From a tax point of view, he'll reduce income tax across the boards. This might sound good at the start but creates a massive government income shortfall which he doesn't make up for in spending cuts (~5 trillion over a decade). Even accounting for increased investment in the US due to lower tax rate, this is sill a massive amount of money the government must borrow. The vast majority of the benefit also goes to the extremely wealthy (top .5%). This is one of his biggest platforms and it falls apart at the most basic of analysis.
From a policy point of view, I don't think I need to say much. Trump's policy is basically "we've got the best policy". He's already showing signs of flip flopping all over by doing 180s on the Affordable Care Act and his stance of the USA generals.
Not to mention everything else about him ranging from setting race relations back, spending on a fence (now that he's changed his mind) across Mexico, pandering to conspiracies about media out to get him, and the fact that I don't think I'd trust this man with the nuclear football given his handling of his Twitter account.
Not saying I like Clinton's policies either. She basically is the same as Obama and does nothing to solve the current failings in US budgeting. She's also hawkish and seems all too willing to drop the US military hammer. Not to mention, she has very little policy in many areas and only gets ignored on that front as Trump is just as ugly for lack of policy.
Johnson is ugly as well. His tax policies are better than Trump, sure. But it's shocking to find out that Johnson has a foreign policy knowledge even less capable than Trump. I mean, all you had to do was name a politician. Any of them. And his estimates are really far off the mark too in terms of how much a consumption tax you'd need to mark off stuff...and he has no clue which departments will actually be relevant.
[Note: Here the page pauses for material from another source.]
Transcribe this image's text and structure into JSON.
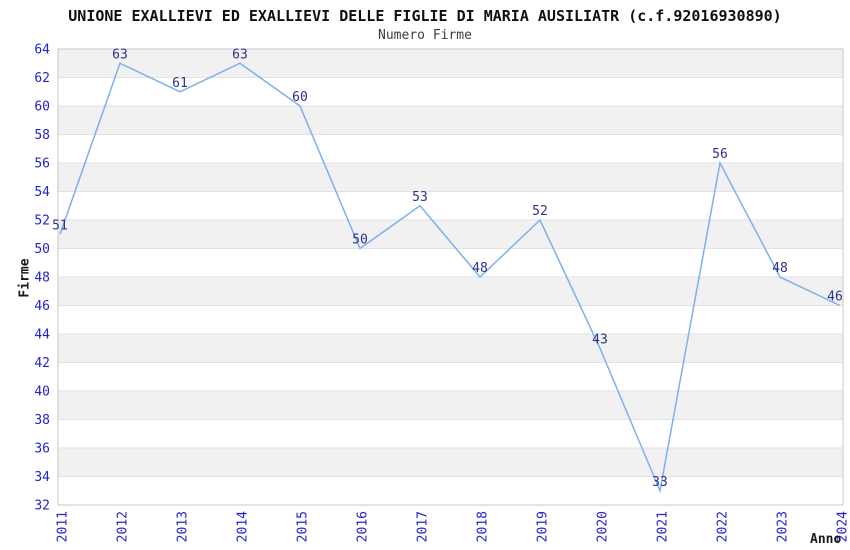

Stein...well...I can't even get through a sentence on her without stating her lack of knowledge on quantitative easing. No, it's not an easy thing to understand. I basically got an hour session with my economics major brother and I'm not sure I get it yet based on our conversation. But I already got to the point where it's clear that this isn't how she claims it works. It's not some magic wand but a very uncertain art which had economists shaking in their boots because they were concerned it would do extremely serious damage to the nation (thankfully, there was no currency to really change to at the moment so nothing happened...but many were wondering if the US dollar would turn into the Peso in terms of value). Then her AMAs on Reddit...what a nightmare. No, Reddit is typical Reddit. I expected that. Her answers were horrible. She cozies up to the conspiracy theory crowd by hedging her answers on 9/11, autism/vaccines, and phones/wifi causing cancer. You're a goddamn doctor. The first one is defensible, if only slightly. The last two...you just finished working in the field. Don't go pretending you don't know what the truth is. And her response to the very public calling out by John Oliver? Just keep repeating the same points that got her in trouble with him to begin with.
I'm only half kidding when I'd have voted for Cthulhu over any of the above if I were to pick the best candidate. At least then I know I'm getting the greatest evil.